Der nächste Schritt: E-Teaching
Daher dürfte ein virtuelles religionspädagogisches Institut nicht nur gutes Material sammeln und bewerten - das tut ja auch ein reales RPI bzw. PTI nur am Rande -, sondern es müsste, wie jedes andere reale Institut auch, vor allem anbieten, das heißt lehren. Und wenn es erkennbar Defizite im bisherigen Lehr-Angebot gibt, müssten die Studienleiter sich hinsetzen und entsprechende Angebote erstellen oder erstellen lassen.

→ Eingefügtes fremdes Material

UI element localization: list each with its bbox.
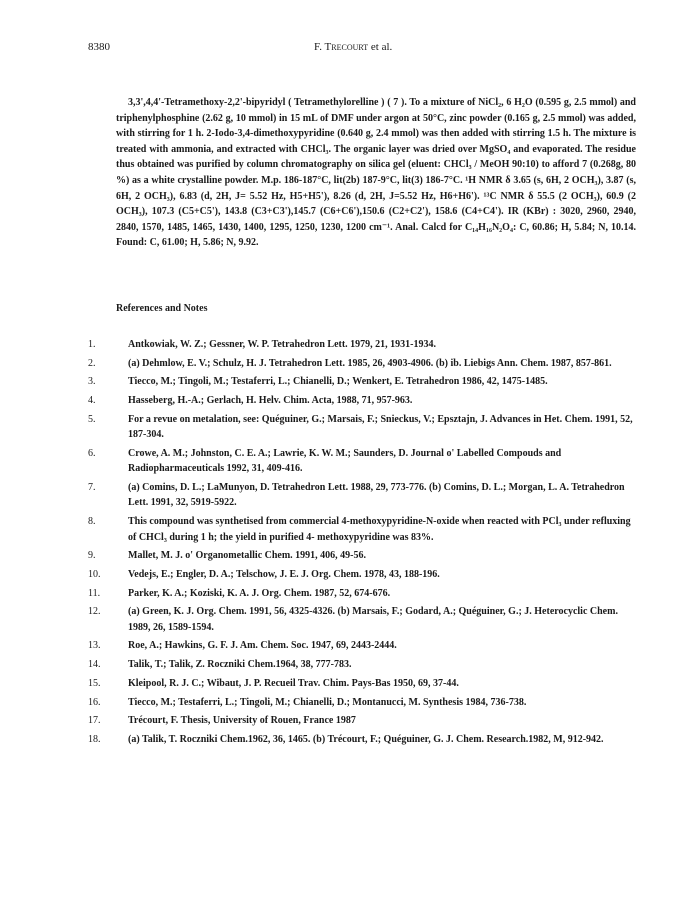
reference-number: 1. (88, 339, 96, 350)
reference-text: (a) Comins, D. L.; LaMunyon, D. Tetrahedron Lett. 1988, 29, 773-776. (b) Comins, D. L.; Morgan, L. A. Tetrahedron Lett. 1991, 32, 5919-5922. (128, 482, 625, 509)
reference-item (88, 446, 633, 477)
reference-number: 9. (88, 550, 96, 562)
reference-number: 3. (88, 376, 96, 388)
reference-item (88, 374, 633, 389)
reference-number: 12. (88, 606, 101, 618)
experimental-paragraph (116, 95, 636, 251)
reference-text: (a) Green, K. J. Org. Chem. 1991, 56, 4325-4326. (b) Marsais, F.; Godard, A.; Quéguiner, G.; J. Heterocyclic Chem. 1989, 26, 1589-1594. (128, 606, 618, 633)
reference-item (88, 586, 633, 601)
references-list (88, 337, 633, 747)
reference-text: Roe, A.; Hawkins, G. F. J. Am. Chem. Soc. 1947, 69, 2443-2444. (128, 640, 397, 652)
experimental-text: To a mixture of NiCl₂, 6 H₂O (0.595 g, 2.5 mmol) and triphenylphosphine (2.62 g, 10 mmol) in 15 mL of DMF under argon at 50°C, zinc powder (0.165 g, 2.5 mmol) was added, with stirring for 1 h. 2-Iodo-3,4-dimethoxypyridine (0.640 g, 2.4 mmol) was then added with stirring 1.5 h. The mixture is treated with ammonia, and extracted with CHCl₃. The organic layer was dried over MgSO₄ and evaporated. The residue thus obtained was purified by column chromatography on silica gel (eluent: CHCl₃ / MeOH 90:10) to afford 7 (0.268g, 80 %) as a white crystalline powder. M.p. 186-187°C, lit(2b) 187-9°C, lit(3) 186-7°C. ¹H NMR δ 3.65 (s, 6H, 2 OCH₃), 3.87 (s, 6H, 2 OCH₃), 6.83 (d, 2H, J= 5.52 Hz, H5+H5'), 8.26 (d, 2H, J=5.52 Hz, H6+H6'). ¹³C NMR δ 55.5 (2 OCH₃), 60.9 (2 OCH₃), 107.3 (C5+C5'), 143.8 (C3+C3'),145.7 (C6+C6'),150.6 (C2+C2'), 158.6 (C4+C4'). IR (KBr) : 3020, 2960, 2940, 2840, 1570, 1485, 1465, 1430, 1400, 1295, 1250, 1230, 1200 cm⁻¹. Anal. Calcd for C₁₄H₁₆N₂O₄: C, 60.86; H, 5.84; N, 10.14. Found: C, 61.00; H, 5.86; N, 9.92. (116, 97, 636, 249)
reference-number: 5. (88, 413, 96, 425)
reference-item (88, 638, 633, 653)
reference-number: 17. (88, 715, 101, 727)
reference-text: Vedejs, E.; Engler, D. A.; Telschow, J. E. J. Org. Chem. 1978, 43, 188-196. (128, 568, 440, 580)
reference-text: For a revue on metalation, see: Quéguiner, G.; Marsais, F.; Snieckus, V.; Epsztajn, J. Advances in Het. Chem. 1991, 52, 187-304. (128, 413, 633, 441)
reference-item (88, 412, 633, 443)
reference-text: Crowe, A. M.; Johnston, C. E. A.; Lawrie, K. W. M.; Saunders, D. Journal o' Labelled Compouds and Radiopharmaceuticals 1992, 31, 409-416. (128, 447, 562, 475)
reference-item (88, 695, 633, 710)
reference-text: Mallet, M. J. o' Organometallic Chem. 1991, 406, 49-56. (128, 550, 367, 562)
page-number: 8380 (88, 41, 110, 53)
reference-item (88, 604, 633, 635)
reference-item (88, 548, 633, 563)
reference-text: Hasseberg, H.-A.; Gerlach, H. Helv. Chim. Acta, 1988, 71, 957-963. (128, 395, 413, 407)
reference-item (88, 480, 633, 511)
reference-text: (a) Dehmlow, E. V.; Schulz, H. J. Tetrahedron Lett. 1985, 26, 4903-4906. (b) ib. Liebigs Ann. Chem. 1987, 857-861. (128, 357, 612, 369)
reference-text: Trécourt, F. Thesis, University of Rouen, France 1987 (128, 715, 356, 727)
reference-number: 4. (88, 395, 96, 407)
reference-item (88, 657, 633, 672)
reference-text: Parker, K. A.; Koziski, K. A. J. Org. Chem. 1987, 52, 674-676. (128, 587, 391, 599)
reference-item (88, 713, 633, 728)
reference-number: 11. (88, 587, 101, 599)
references-heading: References and Notes (116, 303, 208, 314)
compound-name: 3,3',4,4'-Tetramethoxy-2,2'-bipyridyl ( Tetramethylorelline ) ( 7 ). (128, 97, 407, 108)
reference-item (88, 514, 633, 545)
reference-text: Tiecco, M.; Tingoli, M.; Testaferri, L.; Chianelli, D.; Wenkert, E. Tetrahedron 1986, 42, 1475-1485. (128, 376, 548, 388)
running-head (314, 41, 392, 53)
reference-item (88, 732, 633, 747)
reference-item (88, 393, 633, 408)
running-head-prefix: F. T (314, 41, 332, 53)
reference-number: 16. (88, 696, 101, 708)
reference-number: 2. (88, 357, 96, 369)
reference-text: (a) Talik, T. Roczniki Chem.1962, 36, 1465. (b) Trécourt, F.; Quéguiner, G. J. Chem. Research.1982, M, 912-942. (128, 733, 604, 745)
reference-number: 15. (88, 677, 101, 689)
reference-number: 18. (88, 733, 101, 745)
reference-number: 10. (88, 568, 101, 580)
reference-number: 13. (88, 640, 101, 652)
reference-text: Talik, T.; Talik, Z. Roczniki Chem.1964, 38, 777-783. (128, 659, 352, 671)
reference-number: 14. (88, 659, 101, 671)
reference-number: 8. (88, 516, 96, 528)
reference-item (88, 337, 633, 352)
reference-item (88, 356, 633, 371)
reference-number: 6. (88, 447, 96, 459)
reference-text: Tiecco, M.; Testaferri, L.; Tingoli, M.; Chianelli, D.; Montanucci, M. Synthesis 1984, 736-738. (128, 696, 527, 708)
reference-text: This compound was synthetised from commercial 4-methoxypyridine-N-oxide when reacted with PCl₃ under refluxing of CHCl₃ during 1 h; the yield in purified 4- methoxypyridine was 83%. (128, 516, 631, 543)
running-head-smallcaps: recourt (331, 41, 369, 53)
reference-item (88, 567, 633, 582)
reference-text: Antkowiak, W. Z.; Gessner, W. P. Tetrahedron Lett. 1979, 21, 1931-1934. (128, 339, 437, 350)
running-head-suffix: et al. (368, 41, 393, 53)
reference-text: Kleipool, R. J. C.; Wibaut, J. P. Recueil Trav. Chim. Pays-Bas 1950, 69, 37-44. (128, 677, 459, 689)
reference-number: 7. (88, 482, 96, 494)
reference-item (88, 676, 633, 691)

Denn würde es zum Beispiel thematische Klassenzimmer geben, die nicht nur aus Verlinkungen, sondern aus einem konkreten Lehrangebot bestehen, dann müsste sich nach und nach eine aktuelle Onlineversion der Institutio christianae religionis ergeben, eine qualitativ vertretbarer, multimedial aufbereiteter "Katechismus" in zeitgemäßer Form. Das hätte den Vorteil, dass das Institut über den engeren Kreis der Lehrer und Schüler hinaus für jeden religiös bzw. am Christentum Interessierten eine lohnende Adresse würde. Religion lehren und lernen würde zu einem dauerhaften prozessualen Geschehen.
Dabei kann es gar nicht darum gehen "die" Lehre darzustellen - was immer das auch sein sollte. Zumindest im Rahmen eines fröhlichen protestantischen Pluralismus war Divergenz und Streit immer auch eine kulturelle Tugend.
In einem thematischen Klassenzimmer könnte also zwischen verschiedenen Lehrern (auch verschiedener Konfessionen und Religionen) vehement zum Beispiel über das Gottesbild gerungen werden. Das beste Argument etwa für oder gegen die Verabschiedung eines theistischen Gottesbildes soll dann die Besucher überzeugen und zugleich zur Diskussion einladen. Gerade an der Auseinandersetzung über religiöse Fragen erweist und speist sich die Lebendigkeit von Religion. Genau das aber wäre das Ziel eines religiösen Bildungsinstituts im Internet.
Eine derartige Konzeption eines religiösen Bildungsportals gemäß der Idee eines religiösen "Lehrhauses" steht noch aus und muss schnellsten von den christlichen Kirchen angegangen werden. Denn nichts geändert hat sich seit Herbst 1999 an dem Tatbestand, dass wesentliche religiöse Inhalte, die auch dem technischen Stand des Mediums Internet entsprächen, im Netz fehlen. Die Kirchen müssen nun Personal- und Sachressourcen zur Verfügung stellen, die E-Teaching im Netz möglich machen. Dies allein den Verlagen - und damit dem Markt - zu überlassen, scheint mir zu wenig.
Die Zukunft: E-Learning
Selbstgesteuertes Lernen in Sachen Religion ist etwas, das sich erst in ungefähren Konturen abzeichnet. Vor allem deshalb, weil technisch wie ökonomisch die Voraussetzungen noch kaum gegeben sind. Zur Zeit machen sie, wie Rudolf Sachsse schreibt, "jeden Ansatz von Interaktivität zum schlechten Witz: Wo sich ohnehin nur ein paar Schalter bedienen lassen, kleine Filmchen ablaufen - deren Vorführ-Software nicht ohne Grund 'Quick Time Movie' heißt - und das genauere Anschauen von Bildern mit demselben Ladevorgang verbunden ist, dessen Frustpotential mehrheitlich von Pornoseiten-Nutzern geteilt wird, da kommt keine Partizipation, kein Engagement, keine Einlassung auf, von 'studium' ... schon einmal gar nicht mehr zu schreiben." E-learning ist zur Zeit etwas, das Phantasie freisetzen und so die technische und pädagogische Entwicklung vorantreiben kann.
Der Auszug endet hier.